She ruled out a quick cease-fire as a "false promise" and defended her decision not to talk to officials from Hizbullah or Syria.
"Syria knows what it needs to do and Hizbullah is the source of the problem," Rice said at the State Department as she outlined US hopes for a diplomatic solution to the current crisis.
Rice said she was meeting not only with Israeli Prime Minister Ehud Olmert but also with Palestinian President Mahmoud Abbas as well as with allies at a gathering in Rome.
'Cease-fire return to status quo’
Asked why she didn't go earlier and engage in quick-hit diplomacy to try to end the death and destruction that has gripped the region,
Daniel Ayalon, Israel's ambassador to Washington, told The Associated Press that Israel would not rule out an eventual international stabilization force. But he said Israel was first determined to take out Hezbollah's command and control centers and weapons stockpiles.
He described it as a "mop up" operation, and said that Israel had no desire to repeat its 18-year occupation of southern Lebanon that ended in 2000.
"They overplayed their hand, they miscalculated," Ayalon said of Hizbullah militants based in southern Lebanon and supported by Syria and Iran.
"This is a war not of our choosing," he said. The flare-up in violence began after Hizbullah captured two Israeli soldiers last week.
Rice said the United States was committed to ending the bloodshed, but didn't want to do it before certain conditions were met. The United States has said all along that Hizbullah must first turn over the two Israeli soldiers who were captured and stop firing missiles into Israel.
"We do seek an end to the current violence, we seek it urgently. We also seek to address the root causes of that violence," she said. "A cease-fire would be a false promise if it simply returns us to the status quo."
Rice said that it was important to deal with the "root cause" of the violence, echoing what has been the US position since last week.
President Bush, asked what he hopes Rice will achieve on her trip, said he would discuss it with her when he returns to the White House on Sunday. He was speaking at a restaurant in Aurora, Colo., as he met with 10 members of the military who recently returned from Iraq.
Talking to reporters aboard Air Force One as Bush was en route to an appearance in Colorado, she said the idea was "to provide the president and Dr. Rice a chance to continue to strategize with a key partner in the region on a diplomatic solution that will address the root causes of violence and terror in the region."
Bush and Rice will meet at the White House Sunday with Saudi Foreign Minister Saud al-Faisal and Prince Bandar bin Sultan, chief of the Saudi National Security Council.

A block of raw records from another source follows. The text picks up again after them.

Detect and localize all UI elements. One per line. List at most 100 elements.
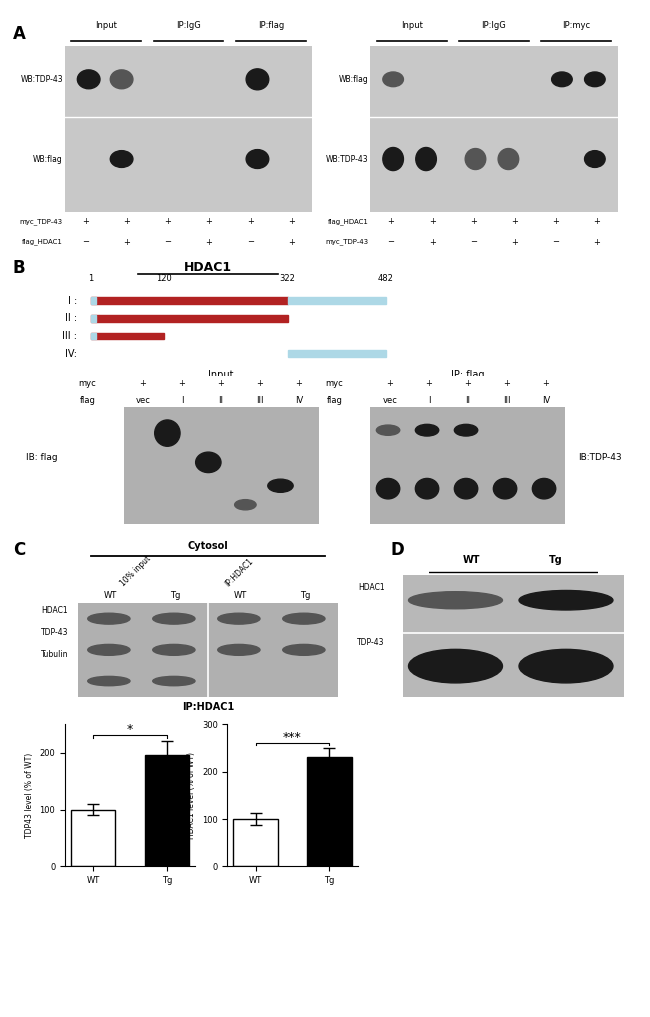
Y-axis label: HDAC1 level (% of WT): HDAC1 level (% of WT) — [187, 752, 196, 839]
Bar — [91, 297, 96, 304]
Text: +: + — [82, 218, 89, 226]
Bar — [91, 333, 164, 340]
Ellipse shape — [218, 645, 260, 655]
Text: −: − — [247, 238, 254, 246]
Text: IP:HDAC1: IP:HDAC1 — [182, 702, 234, 712]
Text: −: − — [82, 238, 89, 246]
Ellipse shape — [498, 148, 519, 170]
Text: +: + — [543, 379, 549, 388]
Text: +: + — [593, 238, 601, 246]
Text: myc_TDP-43: myc_TDP-43 — [20, 219, 63, 225]
Ellipse shape — [584, 72, 605, 86]
Ellipse shape — [415, 478, 439, 499]
Ellipse shape — [454, 478, 478, 499]
Text: IP:flag: IP:flag — [257, 21, 284, 31]
Text: C: C — [13, 541, 25, 559]
Ellipse shape — [77, 70, 100, 88]
Ellipse shape — [111, 151, 133, 168]
Text: +: + — [288, 238, 295, 246]
Text: Tg: Tg — [549, 555, 563, 565]
Text: IP:IgG: IP:IgG — [482, 21, 506, 31]
Ellipse shape — [584, 151, 605, 168]
Text: WT: WT — [104, 592, 117, 600]
Bar — [307, 758, 352, 866]
Text: IB:TDP-43: IB:TDP-43 — [578, 453, 622, 462]
Text: Input: Input — [208, 370, 234, 380]
Bar — [71, 810, 115, 866]
Text: WB:TDP-43: WB:TDP-43 — [20, 75, 63, 83]
Bar — [233, 819, 278, 866]
Text: 1: 1 — [88, 274, 94, 283]
Text: 120: 120 — [156, 274, 172, 283]
Text: *: * — [127, 723, 133, 735]
Ellipse shape — [416, 147, 436, 171]
Bar — [145, 756, 189, 866]
Ellipse shape — [552, 72, 572, 86]
Text: +: + — [593, 218, 601, 226]
Text: −: − — [470, 238, 477, 246]
Text: myc: myc — [79, 379, 96, 388]
Ellipse shape — [88, 645, 130, 655]
Text: A: A — [13, 25, 26, 44]
Ellipse shape — [218, 613, 260, 624]
Ellipse shape — [88, 613, 130, 624]
Text: vec: vec — [383, 397, 397, 405]
Text: WT: WT — [234, 592, 247, 600]
Ellipse shape — [155, 420, 180, 446]
Bar — [91, 315, 96, 321]
Text: Input: Input — [96, 21, 117, 31]
Text: HDAC1: HDAC1 — [42, 606, 68, 614]
Text: 322: 322 — [280, 274, 296, 283]
Text: III :: III : — [62, 331, 77, 341]
Text: flag_HDAC1: flag_HDAC1 — [328, 219, 369, 225]
Text: Tg: Tg — [170, 592, 181, 600]
Text: III: III — [256, 397, 264, 405]
Text: TDP-43: TDP-43 — [358, 639, 385, 647]
Ellipse shape — [153, 645, 195, 655]
Text: +: + — [247, 218, 254, 226]
Text: +: + — [257, 379, 263, 388]
Text: III: III — [503, 397, 511, 405]
Ellipse shape — [415, 424, 439, 436]
Text: +: + — [426, 379, 432, 388]
Text: +: + — [205, 218, 213, 226]
Text: +: + — [218, 379, 224, 388]
Bar — [91, 297, 288, 304]
Text: +: + — [288, 218, 295, 226]
Ellipse shape — [196, 453, 221, 473]
Ellipse shape — [376, 425, 400, 435]
Text: flag_HDAC1: flag_HDAC1 — [22, 239, 63, 245]
Text: +: + — [124, 218, 130, 226]
Text: flag: flag — [328, 397, 343, 405]
Ellipse shape — [88, 676, 130, 685]
Text: +: + — [164, 218, 172, 226]
Text: Cytosol: Cytosol — [188, 541, 228, 551]
Text: D: D — [390, 541, 404, 559]
Ellipse shape — [519, 591, 613, 610]
Text: II: II — [218, 397, 224, 405]
Text: 482: 482 — [378, 274, 394, 283]
Text: WB:flag: WB:flag — [33, 155, 63, 164]
Text: IV: IV — [542, 397, 550, 405]
Bar — [91, 315, 288, 321]
Text: IP:myc: IP:myc — [562, 21, 590, 31]
Ellipse shape — [409, 649, 502, 683]
Ellipse shape — [383, 72, 404, 86]
Text: I :: I : — [68, 296, 77, 305]
Text: +: + — [205, 238, 213, 246]
Y-axis label: TDP43 level (% of WT): TDP43 level (% of WT) — [25, 753, 34, 838]
Text: IB: flag: IB: flag — [26, 453, 58, 462]
Ellipse shape — [283, 645, 325, 655]
Text: ***: *** — [283, 731, 302, 743]
Text: +: + — [296, 379, 302, 388]
Text: II: II — [465, 397, 471, 405]
Text: WB:flag: WB:flag — [339, 75, 369, 83]
Text: I: I — [181, 397, 183, 405]
Text: I: I — [428, 397, 430, 405]
Text: +: + — [511, 238, 518, 246]
Ellipse shape — [493, 478, 517, 499]
Text: Tg: Tg — [300, 592, 311, 600]
Text: Tubulin: Tubulin — [41, 651, 68, 659]
Text: flag: flag — [81, 397, 96, 405]
Text: WT: WT — [463, 555, 480, 565]
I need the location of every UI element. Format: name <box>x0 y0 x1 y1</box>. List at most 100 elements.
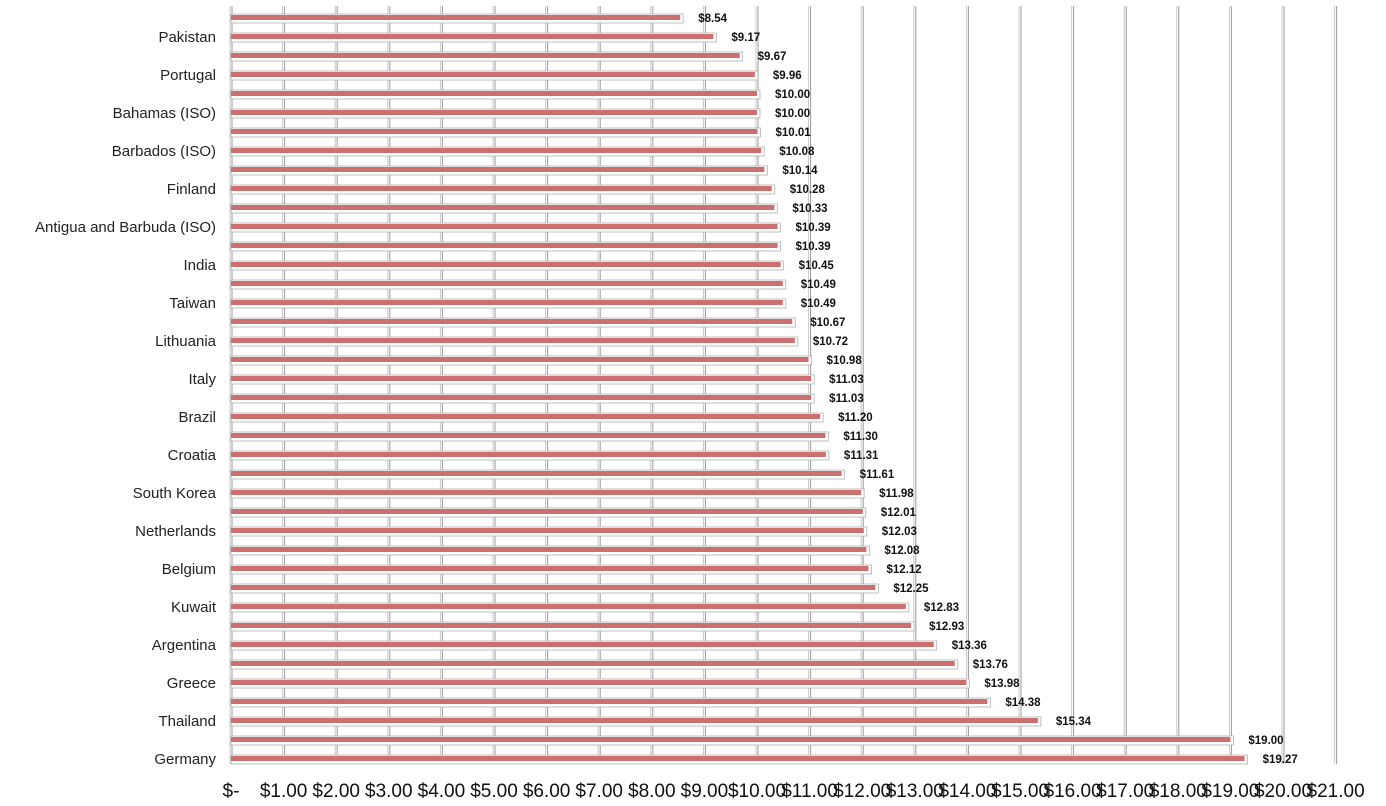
bar <box>231 243 778 248</box>
bar <box>231 338 795 343</box>
bar <box>231 224 778 229</box>
bar-layer <box>230 13 1249 765</box>
bar <box>231 15 681 20</box>
category-label: Lithuania <box>155 333 217 350</box>
bar <box>231 661 955 666</box>
data-label: $14.38 <box>1005 697 1041 709</box>
category-label: Netherlands <box>135 523 216 540</box>
category-label: Antigua and Barbuda (ISO) <box>35 219 216 236</box>
x-tick-label: $21.00 <box>1307 781 1365 801</box>
x-tick-label: $11.00 <box>781 781 838 801</box>
data-label: $10.28 <box>790 184 826 196</box>
bar <box>231 699 988 704</box>
category-label: Belgium <box>162 561 216 578</box>
data-label: $10.00 <box>775 108 810 120</box>
data-label: $9.96 <box>773 70 802 82</box>
bar <box>231 205 775 210</box>
category-label: Greece <box>167 675 216 692</box>
data-label: $11.30 <box>843 431 878 443</box>
bar <box>231 167 765 172</box>
data-label: $11.31 <box>844 450 879 462</box>
bar <box>231 414 821 419</box>
bar <box>231 528 864 533</box>
category-label: Kuwait <box>171 599 217 616</box>
bar <box>231 186 772 191</box>
data-label: $8.54 <box>698 13 727 25</box>
bar <box>231 547 867 552</box>
data-label: $11.20 <box>838 412 873 424</box>
x-tick-label: $15.00 <box>991 781 1049 801</box>
bar <box>231 433 826 438</box>
data-label: $10.01 <box>776 127 812 139</box>
x-tick-label: $18.00 <box>1149 781 1207 801</box>
category-label: Thailand <box>158 713 216 730</box>
category-label: Brazil <box>178 409 216 426</box>
bar <box>231 490 862 495</box>
category-label: Argentina <box>152 637 217 654</box>
bar <box>231 604 906 609</box>
data-label: $19.00 <box>1248 735 1283 747</box>
bar <box>231 91 757 96</box>
bar <box>231 300 783 305</box>
x-tick-label: $8.00 <box>628 781 676 801</box>
bar <box>231 566 869 571</box>
category-label: Portugal <box>160 67 216 84</box>
data-label: $10.14 <box>782 165 818 177</box>
x-tick-label: $10.00 <box>728 781 786 801</box>
bar <box>231 680 967 685</box>
category-label: Germany <box>154 751 216 768</box>
data-label: $12.08 <box>884 545 920 557</box>
category-label: South Korea <box>133 485 217 502</box>
category-label: Bahamas (ISO) <box>113 105 216 122</box>
data-label: $12.83 <box>924 602 959 614</box>
bar <box>231 756 1245 761</box>
data-label: $9.67 <box>758 51 787 63</box>
data-label: $10.39 <box>796 222 831 234</box>
bar <box>231 737 1231 742</box>
data-label: $12.25 <box>893 583 929 595</box>
category-label: Taiwan <box>169 295 216 312</box>
data-label: $12.03 <box>882 526 917 538</box>
bar <box>231 623 912 628</box>
x-tick-label: $16.00 <box>1044 781 1102 801</box>
x-tick-label: $5.00 <box>470 781 518 801</box>
x-tick-label: $4.00 <box>418 781 466 801</box>
x-tick-label: $6.00 <box>523 781 571 801</box>
x-tick-label: $17.00 <box>1096 781 1154 801</box>
bar <box>231 718 1038 723</box>
category-label: Pakistan <box>158 29 216 46</box>
category-label: Finland <box>167 181 216 198</box>
data-label: $10.33 <box>792 203 827 215</box>
x-tick-label: $14.00 <box>938 781 996 801</box>
data-label: $12.93 <box>929 621 964 633</box>
bar <box>231 53 740 58</box>
bar <box>231 319 793 324</box>
data-label: $12.01 <box>881 507 917 519</box>
bar <box>231 110 757 115</box>
data-label: $11.03 <box>829 393 864 405</box>
data-label: $10.72 <box>813 336 848 348</box>
x-tick-label: $- <box>223 781 240 801</box>
data-label: $9.17 <box>731 32 760 44</box>
bar <box>231 585 876 590</box>
data-label: $11.03 <box>829 374 864 386</box>
x-tick-layer: $- $1.00 $2.00 $3.00 $4.00 $5.00 $6.00 $7.00 $8.… <box>223 781 1365 802</box>
category-label-layer: Pakistan Portugal Bahamas (ISO) Barbados (I… <box>35 29 217 768</box>
data-label-layer: $8.54 $9.17 $9.67 $9.96 $10.00 $10.00 $10.01 $1… <box>698 13 1298 766</box>
data-label: $10.08 <box>779 146 815 158</box>
data-label: $10.67 <box>810 317 845 329</box>
bar <box>231 509 863 514</box>
x-tick-label: $3.00 <box>365 781 413 801</box>
x-tick-label: $7.00 <box>575 781 623 801</box>
x-tick-label: $20.00 <box>1254 781 1312 801</box>
data-label: $12.12 <box>887 564 922 576</box>
bar <box>231 148 762 153</box>
data-label: $10.00 <box>775 89 810 101</box>
x-tick-label: $19.00 <box>1201 781 1259 801</box>
bar <box>231 642 934 647</box>
bar <box>231 281 783 286</box>
x-tick-label: $13.00 <box>886 781 944 801</box>
bar <box>231 262 781 267</box>
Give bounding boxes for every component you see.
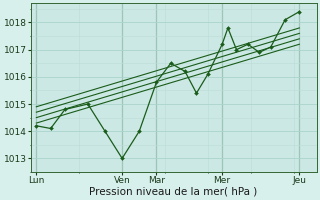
X-axis label: Pression niveau de la mer( hPa ): Pression niveau de la mer( hPa ) (90, 187, 258, 197)
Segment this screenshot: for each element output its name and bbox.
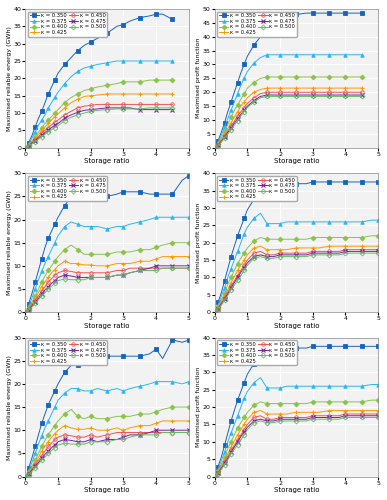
X-axis label: Storage ratio: Storage ratio [274,322,319,328]
X-axis label: Storage ratio: Storage ratio [84,487,130,493]
Y-axis label: Maximised reliable energy (GWh): Maximised reliable energy (GWh) [7,26,12,131]
Legend: κ = 0.350, κ = 0.375, κ = 0.400, κ = 0.425, κ = 0.450, κ = 0.475, κ = 0.500: κ = 0.350, κ = 0.375, κ = 0.400, κ = 0.4… [28,340,107,365]
Legend: κ = 0.350, κ = 0.375, κ = 0.400, κ = 0.425, κ = 0.450, κ = 0.475, κ = 0.500: κ = 0.350, κ = 0.375, κ = 0.400, κ = 0.4… [217,340,296,365]
Y-axis label: Maximised profit function: Maximised profit function [196,202,201,283]
Legend: κ = 0.350, κ = 0.375, κ = 0.400, κ = 0.425, κ = 0.450, κ = 0.475, κ = 0.500: κ = 0.350, κ = 0.375, κ = 0.400, κ = 0.4… [217,12,296,36]
X-axis label: Storage ratio: Storage ratio [84,158,130,164]
Y-axis label: Maximised profit function: Maximised profit function [196,367,201,447]
Legend: κ = 0.350, κ = 0.375, κ = 0.400, κ = 0.425, κ = 0.450, κ = 0.475, κ = 0.500: κ = 0.350, κ = 0.375, κ = 0.400, κ = 0.4… [217,176,296,201]
Legend: κ = 0.350, κ = 0.375, κ = 0.400, κ = 0.425, κ = 0.450, κ = 0.475, κ = 0.500: κ = 0.350, κ = 0.375, κ = 0.400, κ = 0.4… [28,12,107,36]
Y-axis label: Maximised reliable energy (GWh): Maximised reliable energy (GWh) [7,190,12,295]
X-axis label: Storage ratio: Storage ratio [274,487,319,493]
Y-axis label: Maximised reliable energy (GWh): Maximised reliable energy (GWh) [7,354,12,460]
Y-axis label: Maximised profit function: Maximised profit function [196,38,201,118]
X-axis label: Storage ratio: Storage ratio [274,158,319,164]
Legend: κ = 0.350, κ = 0.375, κ = 0.400, κ = 0.425, κ = 0.450, κ = 0.475, κ = 0.500: κ = 0.350, κ = 0.375, κ = 0.400, κ = 0.4… [28,176,107,201]
X-axis label: Storage ratio: Storage ratio [84,322,130,328]
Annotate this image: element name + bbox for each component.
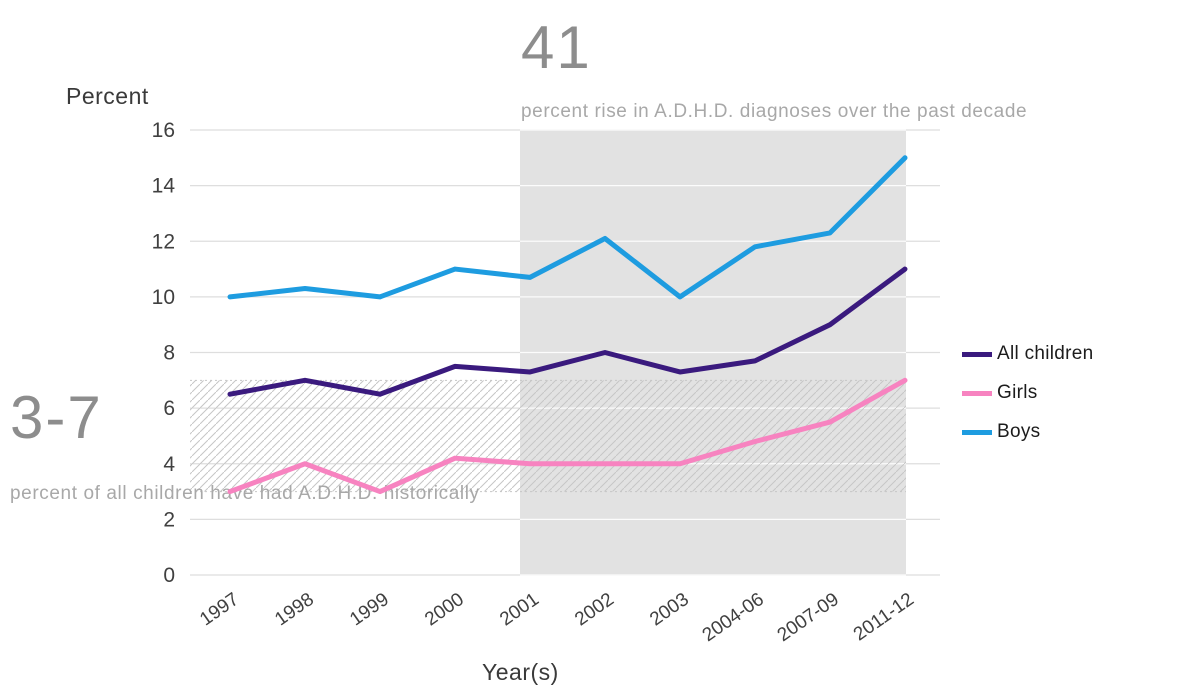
x-tick-label: 2001 [496, 589, 543, 630]
x-tick-label: 2002 [571, 589, 618, 630]
legend-label: Boys [997, 421, 1041, 442]
historical-hatch-band [190, 380, 906, 492]
x-tick-label: 2003 [646, 589, 693, 630]
series-line-all-children [227, 266, 908, 397]
y-tick-label: 10 [152, 286, 175, 309]
x-tick-label: 1997 [196, 589, 243, 630]
y-tick-label: 8 [163, 342, 175, 365]
y-gridlines [190, 129, 940, 576]
legend-item-girls: Girls [962, 382, 1094, 404]
series-line-boys [227, 155, 908, 300]
y-tick-label: 0 [163, 564, 175, 587]
decade-shaded-region [520, 130, 906, 575]
y-tick-label: 12 [152, 230, 175, 253]
y-tick-label: 2 [163, 508, 175, 531]
legend-swatch-girls [962, 390, 992, 396]
y-tick-label: 6 [163, 397, 175, 420]
x-tick-label: 2011-12 [850, 589, 918, 645]
x-tick-labels: 1997 1998 1999 2000 2001 2002 2003 2004-06 2007-… [196, 589, 918, 646]
y-tick-labels: 0 2 4 6 8 10 12 14 16 [152, 119, 176, 587]
x-tick-label: 2004-06 [699, 589, 768, 646]
legend-label: Girls [997, 382, 1038, 403]
x-tick-label: 1998 [271, 589, 318, 630]
x-axis-title: Year(s) [482, 659, 559, 685]
y-tick-label: 4 [163, 453, 175, 476]
legend-label: All children [997, 343, 1094, 364]
x-tick-label: 2007-09 [774, 589, 843, 646]
x-tick-label: 2000 [421, 589, 468, 630]
historical-range-big-number: 3-7 [10, 384, 103, 451]
chart-legend: All children Girls Boys [962, 343, 1094, 460]
legend-item-all-children: All children [962, 343, 1094, 365]
y-tick-label: 16 [152, 119, 175, 142]
historical-range-caption: percent of all children have had A.D.H.D… [10, 483, 480, 504]
series-line-girls [227, 377, 908, 495]
y-tick-label: 14 [152, 175, 176, 198]
y-axis-title: Percent [66, 83, 149, 109]
decade-rise-big-number: 41 [521, 14, 592, 81]
legend-swatch-boys [962, 429, 992, 435]
legend-swatch-all-children [962, 351, 992, 357]
legend-item-boys: Boys [962, 421, 1094, 443]
x-tick-label: 1999 [346, 589, 393, 630]
decade-rise-caption: percent rise in A.D.H.D. diagnoses over … [521, 101, 1028, 122]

The plans emerged following two days of meetings in New York with United Nations Secretary General Kofi Annan and envoys he sent to the region this week. Although Annan called Thursday for an immediate cease-fire, that is opposed by the United States. The Bush administration says the United States and the UN agree on the wider diplomatic goals for the region.
The United States has resisted international pressure to lean on its ally Israel to halt the fighting. Rice was likely try to point the way to a relatively quick cease-fire, but not an immediate one. She is expected in Israel on Tuesday, Israeli officials said on condition of anonymity because the schedule was not yet confirmed.
Rice is also expected to meet with European foreign ministers and representatives from Arab nations that have been unusually critical of Hezbollah. That meeting would take place somewhere in the Mideast, but the location is not set.
Rice's mission would be the first US diplomatic effort on the ground since the Israeli onslaught against Lebanon began.
The Rice initiative likely would be designed to give the United States a major role in brokering peace there. She is not expected to try to get a signed deal during her brief visit, however, and she risks laying out the U.S. goals only to have either side refuse to bargain.
Annan outlined the basic terms of a proposed cease-fire and the longer-range goals to remove the Hizbullah threat in southern Lebanon in a speech on Thursday.
Hizbullah is an Islamic militant group that also exerts political control over southern Lebanon, overshadowing the weak democratic central government in Beirut. The UN and US plan for long-term stability would give international help to the Beirut government to expel Hizbullah and install its own Army troops, something it has been unable to do on its own.
Israel called up reserve troops Friday and warned civilians to flee southern Lebanon, as it prepared for a likely ground invasion to set up a deep buffer zone.
UN mediator Vijay Nambiar stressed the urgent need for "a cessation of hostilities" in Lebanon despite "serious obstacles" and appealed to Israel to allow humanitarian access to beleaguered civilians.
Nambiar, who led a three-member team sent by UN chief Kofi Annan to the region to assess the worsening Middle East crisis, spoke during a public debate of the 15-member Security Council on how to bring a quick end to the bloodshed in Lebanon and Israel.
Nambiar cited "serious obstacles to the achievement of a comprehensive ceasefire in the immediate future" in the deadly fighting between Israel and Hizbullah in Lebanon.
But he stressed that some form of "cessation of hostilities" as called for by Annan Thursday was "essential so that captives are protected, humanitarian access is assured, civilian casualties are dramatically reduced, and the political space is opened to negotiate a full and durable ceasefire.